Também João da Silva Guedes, protetor de Gonzaga desde os seus primeiros dias na Ilha de Moçambique, aparece na lista dos mais influentes traficantes negreiros da costa oriental da África nos primeiros anos do século XIX. Seu filho, Vicente Guedes, suspeito de maçonismo, teve seus livros confiscados no Rio de Janeiro durante a escala do navio que o levava de Lisboa para casa. Por causa da influência do pai, sequer foi detido no Rio de Janeiro e, de volta à Ilha de Moçambique, seria secretário de governo e envolver-se-ia no tráfico com as ilhas Maurícias, da França, e o Brasil.
Para toda essa gente, o ex-ouvidor de Vila Rica, formado em Leis pela Universidade de Coimbra, ofereceu suas luzes como advogado. Mais tarde, como juiz da alfândega, teria ido mais longe, ao fechar os olhos para as falcatruas que ocorriam no porto, pois há denúncia de um governador de que, ao seu tempo no cargo, a Fazenda Real teria sido “violentamente fraudada”.
Para quem sempre olhou a conjuração mineira de 1789 com os olhos do romantismo e do nacionalismo, muitas dessas notícias não devem soar bem. Revirar papéis velhos tem esses inconvenientes. Mas, a rigor, não há muito que recriminar naqueles homens: era assim o tempo que lhes coube viver.
Nas colônias, os chamados pró-homens estavam confinados aos pequenos negócios e sempre tiravam do contrabando e da sonegação as suas maiores rendas. Aliás, desde então, lesar o Estado sempre foi o caminho mais rápido para se chegar à opulência. Quem podia exercia cargos na administração pública e sob essa capa protetora fazia os mais rentáveis negócios.

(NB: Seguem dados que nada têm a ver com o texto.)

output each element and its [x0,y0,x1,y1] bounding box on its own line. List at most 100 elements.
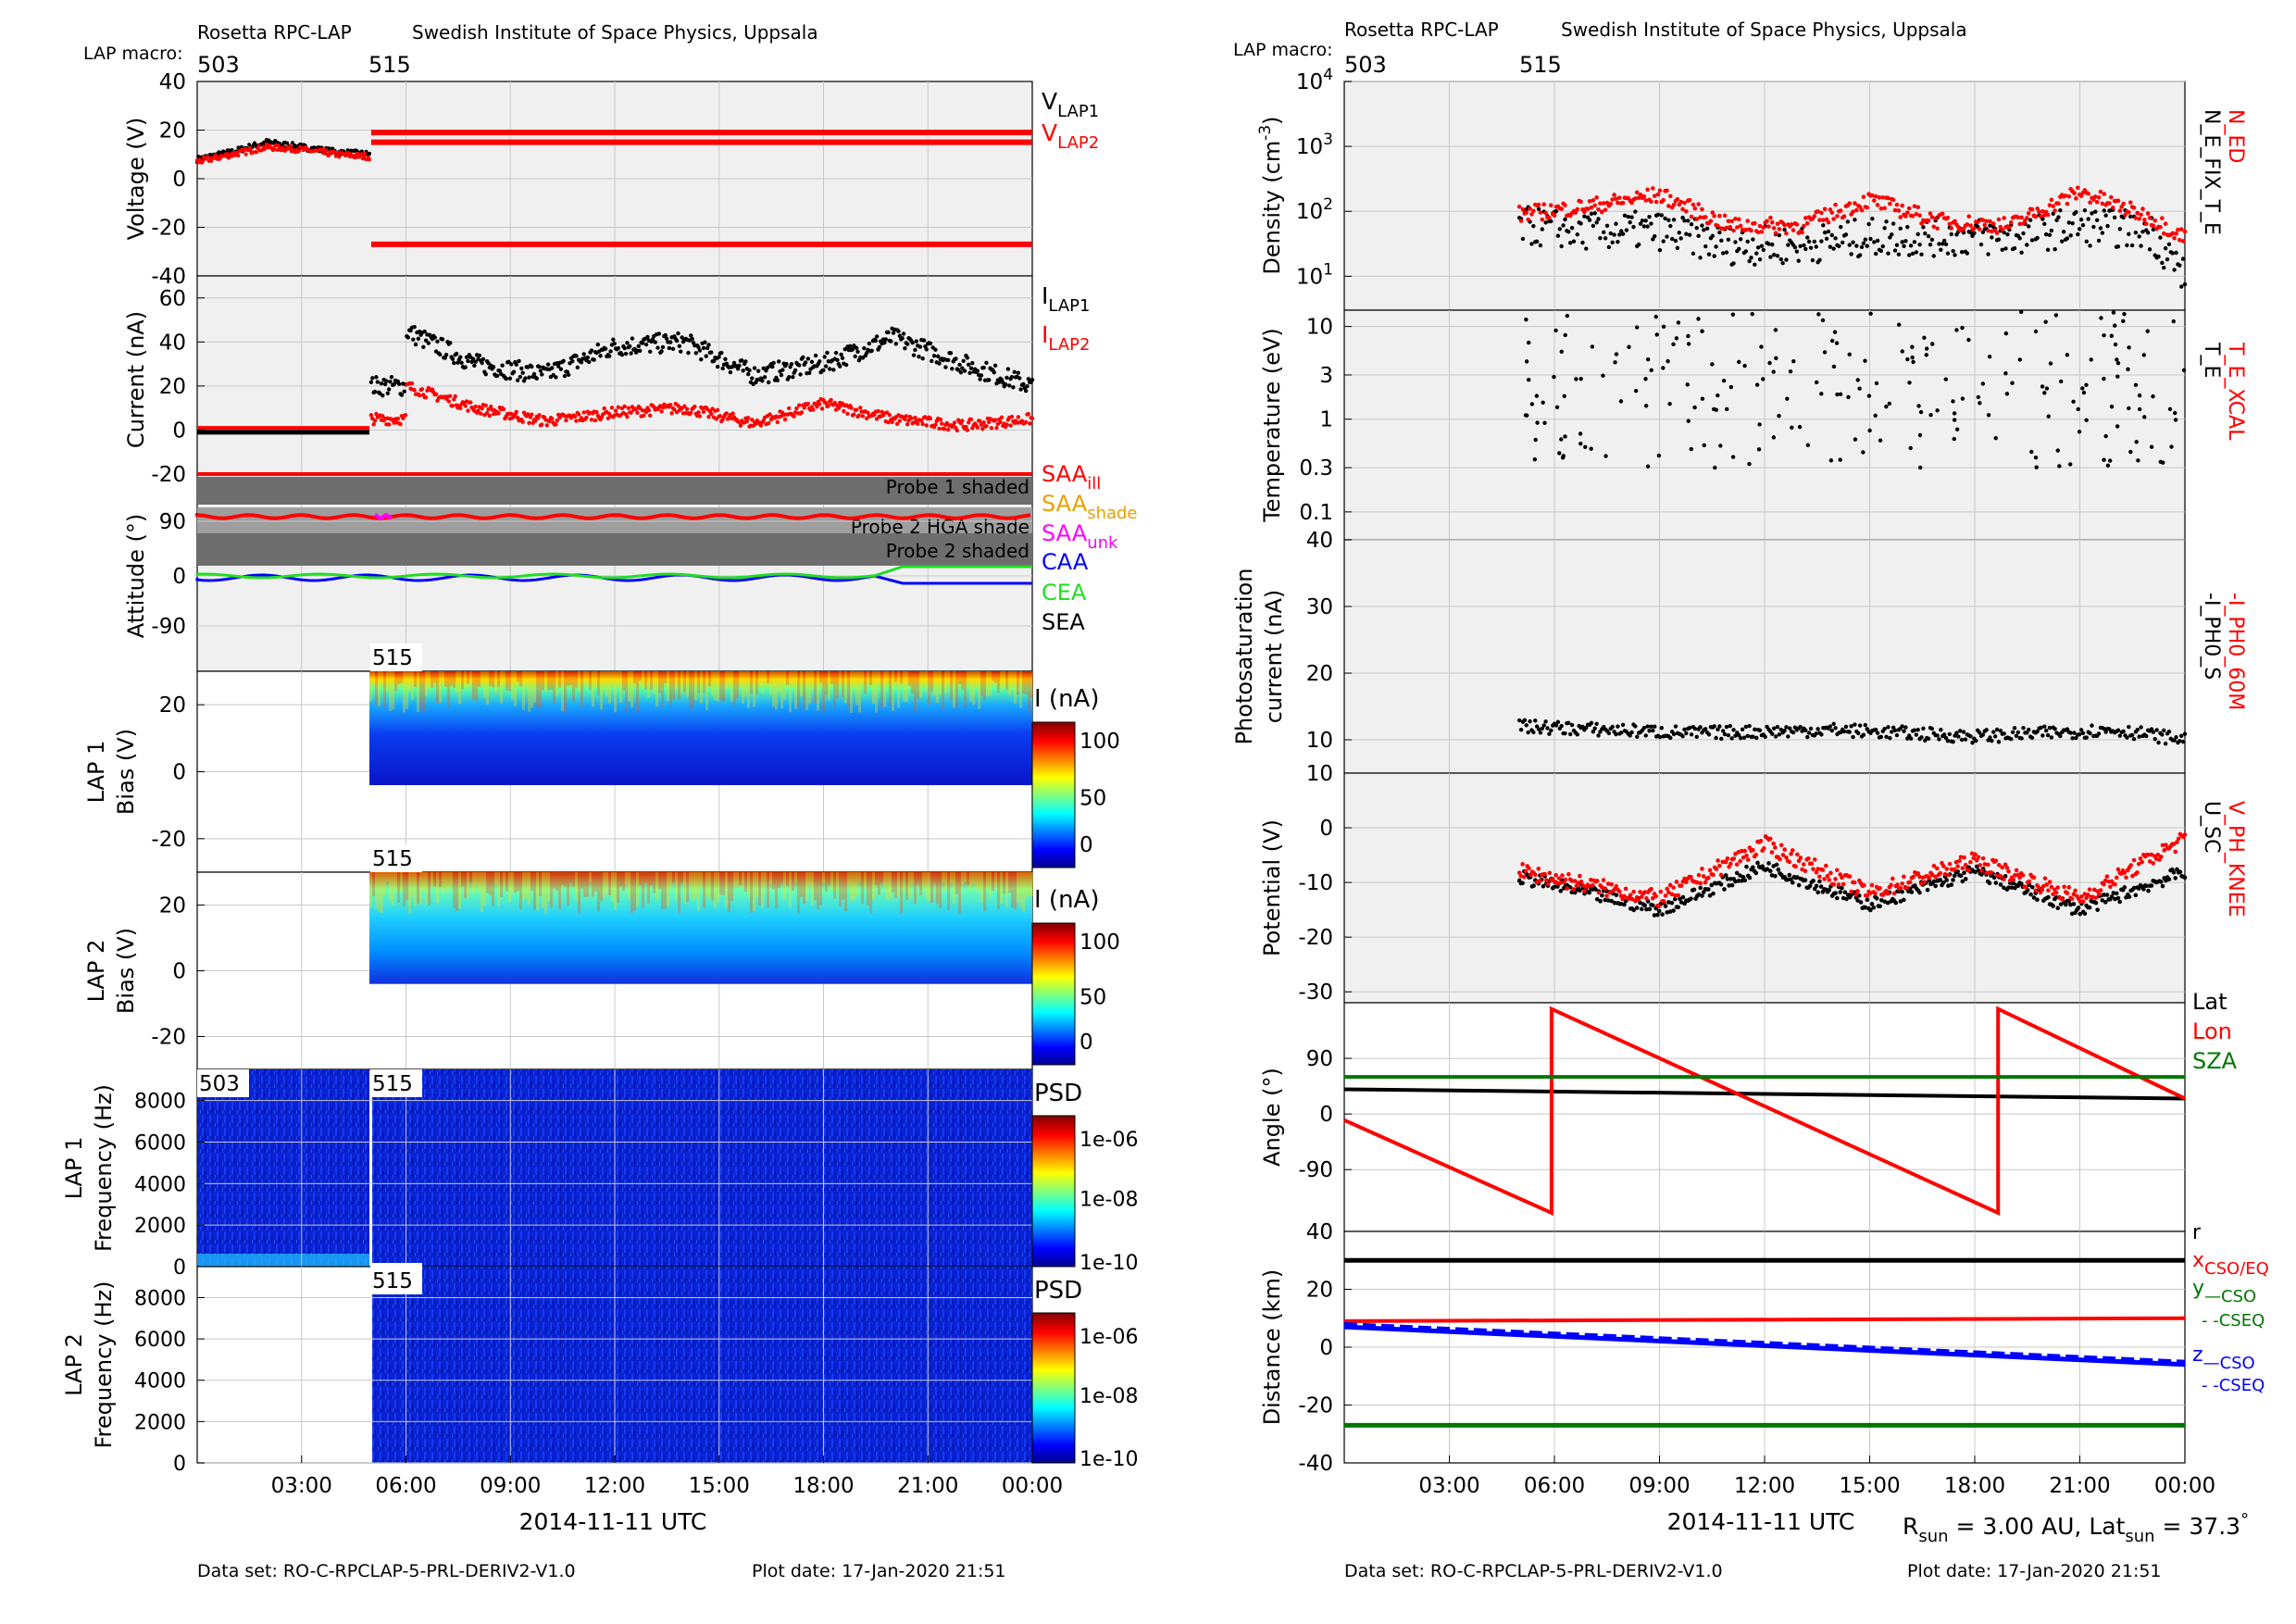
n-ed-point [1720,226,1726,231]
spec-cell [883,671,887,707]
right-institute: Swedish Institute of Space Physics, Upps… [1561,19,1967,41]
y-tick-label: 40 [159,331,186,355]
ilap1-point [877,344,882,350]
legend-lap1: VLAP1 [1042,88,1099,121]
i-ph0-s-point [2127,724,2131,730]
i-ph0-s-point [1819,732,1824,737]
u-sc-point [2046,894,2051,900]
n-ed-point [1928,211,1933,216]
i-ph0-s-point [2154,728,2159,732]
i-ph0-s-point [1778,727,1783,732]
t-e-point [2169,444,2174,449]
y-tick-label: 30 [1306,595,1333,619]
n-e-fix-t-e-point [1833,236,1838,241]
t-e-point [1656,453,1662,458]
v-ph-knee-point [1607,890,1613,895]
n-ed-point [1733,217,1738,221]
ilap2-point [480,406,484,411]
ilap1-point [839,352,843,357]
ilap1-point [514,362,518,367]
spec-cell [869,671,873,685]
spec-cell [850,671,854,713]
y-axis-label: Potential (V) [1259,819,1285,956]
n-ed-point [1520,206,1526,212]
spec-cell [900,872,904,914]
v-ph-knee-point [1803,868,1808,874]
lap1bias-texture [369,671,1034,713]
n-e-fix-t-e-point [1872,240,1877,244]
ilap1-point [967,370,972,376]
y-tick-label: -20 [1298,926,1333,950]
t-e-point [2102,332,2106,338]
spec-cell [953,671,956,708]
u-sc-point [1838,890,1843,894]
right-instrument: Rosetta RPC-LAP [1344,19,1499,41]
v-ph-knee-point [1940,864,1946,868]
i-ph0-s-point [2174,735,2178,740]
spec-cell [767,671,770,683]
u-sc-point [1598,899,1603,904]
ilap1-point [706,343,711,347]
u-sc-point [1642,903,1647,908]
i-ph0-s-point [1791,730,1796,735]
u-sc-point [1940,880,1946,885]
u-sc-point [1949,882,1954,887]
ilap1-point [389,374,394,380]
v-ph-knee-point [2164,843,2168,847]
ilap1-point [803,360,808,365]
spec-cell [603,872,606,897]
i-ph0-s-point [1584,725,1589,731]
n-ed-point [1870,193,1875,198]
t-e-point [2103,433,2108,439]
ilap1-point [396,381,402,387]
n-ed-point [1675,196,1680,202]
lap1bias-colorbar-tick: 0 [1079,833,1093,857]
ilap1-point [506,359,511,365]
ilap1-point [674,338,680,344]
spec-cell [469,671,473,682]
i-ph0-s-point [1673,724,1678,729]
u-sc-point [1776,867,1781,872]
ilap2-point [564,418,568,423]
spec-cell [547,671,551,691]
n-e-fix-t-e-point [1633,209,1638,214]
n-ed-point [2049,197,2054,203]
spec-cell [761,872,765,908]
spec-cell [1014,872,1017,910]
v-ph-knee-point [2031,875,2037,881]
spec-cell [847,671,851,708]
spec-cell [778,872,781,889]
u-sc-point [1733,879,1738,884]
n-e-fix-t-e-point [1996,237,2002,242]
n-ed-point [1953,219,1957,224]
y-tick-label: 3 [1319,364,1333,388]
i-ph0-s-point [2179,733,2184,739]
ilap2-point [537,413,542,418]
n-ed-point [1794,222,1800,227]
n-ed-point [2063,194,2068,198]
spec-cell [744,671,748,697]
n-ed-point [1538,210,1543,215]
t-e-point [1814,380,1819,385]
n-ed-point [1600,209,1604,215]
n-ed-point [1800,230,1804,235]
ilap2-point [904,414,908,418]
spec-cell [958,671,962,684]
ilap2-point [968,417,974,422]
ilap2-point [646,408,652,413]
v-ph-knee-point [2024,884,2028,890]
ilap1-point [705,345,710,351]
t-e-point [2076,406,2080,412]
t-e-point [1653,314,1658,319]
spec-cell [489,872,493,896]
t-e-point [1987,355,1992,359]
ilap1-point [955,368,961,372]
v-ph-knee-point [2006,868,2011,874]
i-ph0-s-point [1914,732,1919,737]
y-axis-label: Angle (°) [1259,1068,1285,1167]
spec-cell [1005,671,1009,690]
n-e-fix-t-e-point [2151,227,2156,232]
spec-cell [853,872,856,900]
n-e-fix-t-e-point [1978,242,1984,247]
spec-cell [925,671,929,692]
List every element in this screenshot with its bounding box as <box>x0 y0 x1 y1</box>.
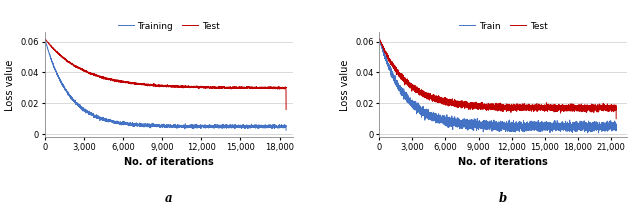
Test <box>193 86 201 88</box>
Training <box>275 126 282 128</box>
Legend: Training, Test: Training, Test <box>114 18 223 34</box>
Test <box>275 86 282 89</box>
Line: Test: Test <box>380 39 616 119</box>
Training <box>244 126 252 128</box>
Test <box>114 80 122 82</box>
X-axis label: No. of iterations: No. of iterations <box>124 158 214 167</box>
Test <box>120 81 128 83</box>
Legend: Train, Test: Train, Test <box>456 18 551 34</box>
Test <box>191 86 198 88</box>
Train <box>612 129 620 131</box>
Test <box>442 99 450 101</box>
Line: Test: Test <box>45 39 286 109</box>
Test <box>612 117 620 120</box>
Train <box>567 124 575 126</box>
Training <box>193 125 201 128</box>
Train <box>504 127 512 129</box>
Test <box>556 105 564 107</box>
Test <box>282 108 290 111</box>
Train <box>556 126 564 128</box>
Test <box>244 87 252 89</box>
Train <box>449 123 457 125</box>
Test <box>41 37 49 40</box>
Train <box>376 37 383 40</box>
Text: a: a <box>165 192 173 202</box>
Train <box>442 118 450 121</box>
Test <box>567 108 575 110</box>
Training <box>191 124 198 127</box>
Training <box>114 121 122 124</box>
Train <box>578 124 586 126</box>
Line: Training: Training <box>45 39 286 130</box>
Line: Train: Train <box>380 39 616 133</box>
Training <box>120 122 128 124</box>
Test <box>449 100 457 103</box>
Training <box>282 129 290 131</box>
Test <box>376 37 383 40</box>
Y-axis label: Loss value: Loss value <box>5 59 15 110</box>
Train <box>595 132 602 134</box>
Test <box>504 103 512 105</box>
X-axis label: No. of iterations: No. of iterations <box>458 158 548 167</box>
Training <box>41 37 49 40</box>
Y-axis label: Loss value: Loss value <box>340 59 349 110</box>
Test <box>578 108 586 110</box>
Text: b: b <box>499 192 508 202</box>
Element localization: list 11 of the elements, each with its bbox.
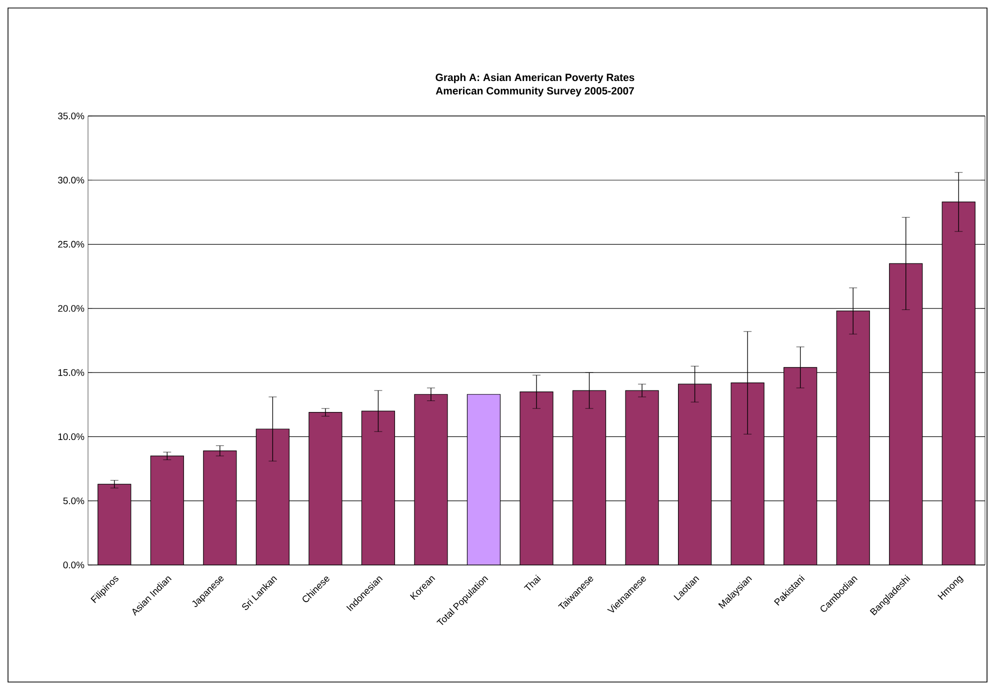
y-tick-label: 35.0%	[58, 112, 84, 120]
y-tick-label: 30.0%	[58, 176, 84, 184]
y-tick-label: 25.0%	[58, 240, 84, 248]
y-tick-label: 5.0%	[63, 497, 84, 504]
y-tick-label: 15.0%	[58, 369, 84, 376]
chart-title: Graph A: Asian American Poverty Rates	[436, 73, 634, 84]
x-tick-label: Thai	[524, 574, 541, 590]
y-tick-label: 20.0%	[58, 305, 84, 312]
y-tick-label: 0.0%	[63, 562, 84, 568]
chart-subtitle: American Community Survey 2005-2007	[436, 86, 634, 97]
y-tick-label: 10.0%	[58, 433, 84, 440]
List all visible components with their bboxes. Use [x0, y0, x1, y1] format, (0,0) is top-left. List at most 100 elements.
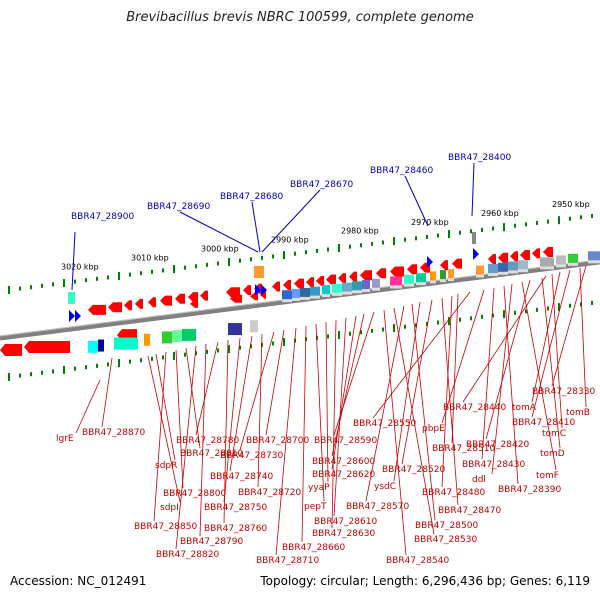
bottom-gene-label: BBR47_28730 — [220, 451, 283, 461]
gene-arrow-reverse — [488, 254, 496, 265]
scale-tick-bottom — [547, 306, 549, 311]
bottom-label-leader — [462, 275, 547, 403]
marker-arrow-icon — [427, 256, 433, 268]
scale-tick-top — [118, 272, 120, 281]
scale-tick-bottom — [481, 314, 483, 319]
gene-domain-shadow — [508, 270, 518, 274]
scale-tick-top — [107, 275, 109, 280]
scale-tick-bottom — [470, 316, 472, 321]
bottom-label-leader — [75, 379, 101, 434]
scale-tick-top — [217, 261, 219, 266]
scale-tick-bottom — [393, 324, 395, 333]
bottom-gene-label: BBR47_28470 — [438, 506, 501, 516]
gene-domain-shadow — [588, 260, 600, 264]
bottom-label-leader — [101, 357, 113, 428]
gene-domain-block — [518, 260, 528, 271]
bottom-label-leader — [331, 315, 357, 470]
scale-tick-top — [492, 226, 494, 231]
marker-arrow-icon — [261, 284, 267, 296]
scale-tick-top — [437, 233, 439, 238]
gene-arrow-reverse-small — [230, 294, 242, 303]
scale-label: 2980 kbp — [341, 227, 379, 236]
bottom-gene-label: BBR47_28610 — [314, 517, 377, 527]
gene-domain-shadow — [322, 294, 330, 298]
bottom-gene-label: BBR47_28390 — [498, 485, 561, 495]
gene-domain-block — [404, 274, 414, 285]
scale-tick-bottom — [217, 348, 219, 353]
gene-arrow-reverse-small — [260, 290, 266, 299]
scale-label: 2950 kbp — [552, 200, 590, 209]
top-gene-label: BBR47_28460 — [370, 166, 433, 176]
bottom-label-leader — [383, 309, 407, 556]
bottom-gene-label: pepT — [304, 502, 327, 512]
scale-tick-top — [261, 255, 263, 260]
bottom-gene-label: BBR47_28510 — [432, 444, 495, 454]
scale-tick-top — [371, 241, 373, 246]
top-label-leader — [251, 201, 261, 253]
bottom-gene-label: BBR47_28520 — [382, 465, 445, 475]
scale-tick-bottom — [448, 317, 450, 326]
gene-domain-block — [448, 269, 454, 280]
gene-domain-block — [440, 270, 446, 281]
bottom-label-leader — [551, 273, 563, 429]
scale-tick-bottom — [206, 349, 208, 354]
bottom-label-leader — [223, 339, 229, 524]
gene-domain-shadow — [476, 274, 484, 278]
scale-tick-bottom — [459, 317, 461, 322]
scale-tick-bottom — [239, 345, 241, 350]
scale-tick-bottom — [382, 327, 384, 332]
top-label-leader — [71, 231, 76, 291]
gene-arrow-reverse — [175, 293, 185, 304]
gene-domain-block-lower — [250, 320, 258, 333]
top-gene-label: BBR47_28670 — [290, 180, 353, 190]
gene-domain-shadow — [448, 278, 454, 282]
bottom-gene-label: BBR47_28410 — [512, 418, 575, 428]
scale-tick-top — [580, 215, 582, 220]
gene-domain-shadow — [310, 295, 320, 299]
scale-tick-top — [239, 258, 241, 263]
marker-arrow-icon — [473, 248, 479, 260]
scale-tick-bottom — [30, 372, 32, 377]
gene-domain-block — [588, 251, 600, 262]
gene-domain-block — [332, 283, 342, 294]
gene-arrow-reverse — [272, 281, 280, 292]
gene-domain-shadow — [372, 287, 380, 291]
gene-arrow-reverse — [360, 270, 372, 281]
scale-tick-bottom — [250, 344, 252, 349]
bottom-label-leader — [441, 297, 459, 506]
scale-tick-bottom — [514, 310, 516, 315]
bottom-label-leader — [485, 279, 531, 440]
accession-text: Accession: NC_012491 — [10, 574, 147, 588]
scale-tick-top — [481, 227, 483, 232]
bottom-label-leader — [175, 349, 184, 489]
gene-domain-block — [322, 285, 330, 296]
bottom-label-leader — [451, 293, 459, 444]
scale-label: 2990 kbp — [271, 236, 309, 245]
scale-tick-bottom — [349, 331, 351, 336]
bottom-gene-label: BBR47_28570 — [346, 502, 409, 512]
bottom-gene-label: BBR47_28790 — [180, 537, 243, 547]
gene-domain-block-lower — [228, 323, 242, 336]
gene-domain-shadow — [404, 283, 414, 287]
scale-tick-bottom — [580, 302, 582, 307]
scale-tick-top — [283, 251, 285, 260]
gene-domain-block-lower — [98, 339, 104, 352]
bottom-gene-label: sdpI — [160, 503, 179, 513]
gene-arrow-reverse — [326, 274, 336, 285]
bottom-label-leader — [491, 283, 513, 475]
bottom-label-leader — [333, 317, 347, 517]
bottom-label-leader — [199, 343, 207, 537]
gene-domain-block — [430, 271, 436, 282]
gene-arrow-reverse — [108, 302, 122, 313]
scale-tick-top — [41, 283, 43, 288]
scale-tick-top — [8, 285, 10, 294]
gene-arrow-reverse — [243, 285, 251, 296]
gene-arrow-reverse — [532, 248, 540, 259]
bottom-gene-label: tomC — [542, 429, 566, 439]
scale-label: 3010 kbp — [131, 253, 169, 262]
scale-tick-top — [151, 269, 153, 274]
scale-tick-top — [228, 258, 230, 267]
gene-domain-block — [300, 287, 310, 298]
scale-label: 2970 kbp — [411, 218, 449, 227]
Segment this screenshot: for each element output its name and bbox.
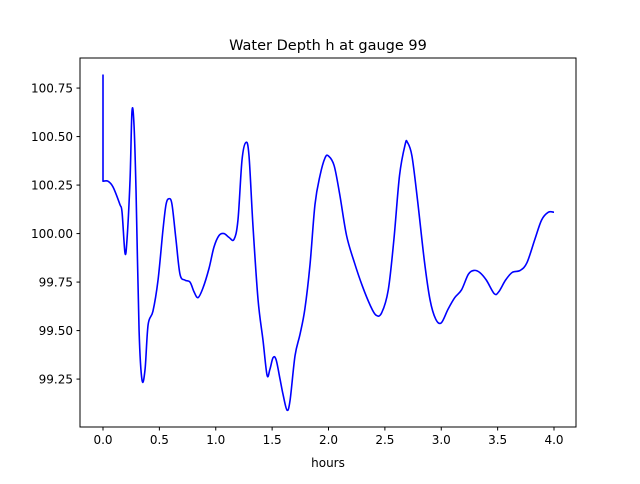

Como se vê, a liberdade, ainda que tardia, dístico da bandeira idealizada pelos inconfidentes de Minas Gerais em 1789, obviamente, não incluía os africanos. A liberdade que os movia era a mesma que inspirara, poucos anos antes, Thomas Jefferson, um dos paladinos da independência norte-americana, igualmente grande senhor que nunca pensou em dar liberdade aos seus escravos. Imaginar que os nossos inconfidentes tenham sido diferentes seria adentrar o perigoso terreno do anacronismo. E isto um historiador de verdade não faz.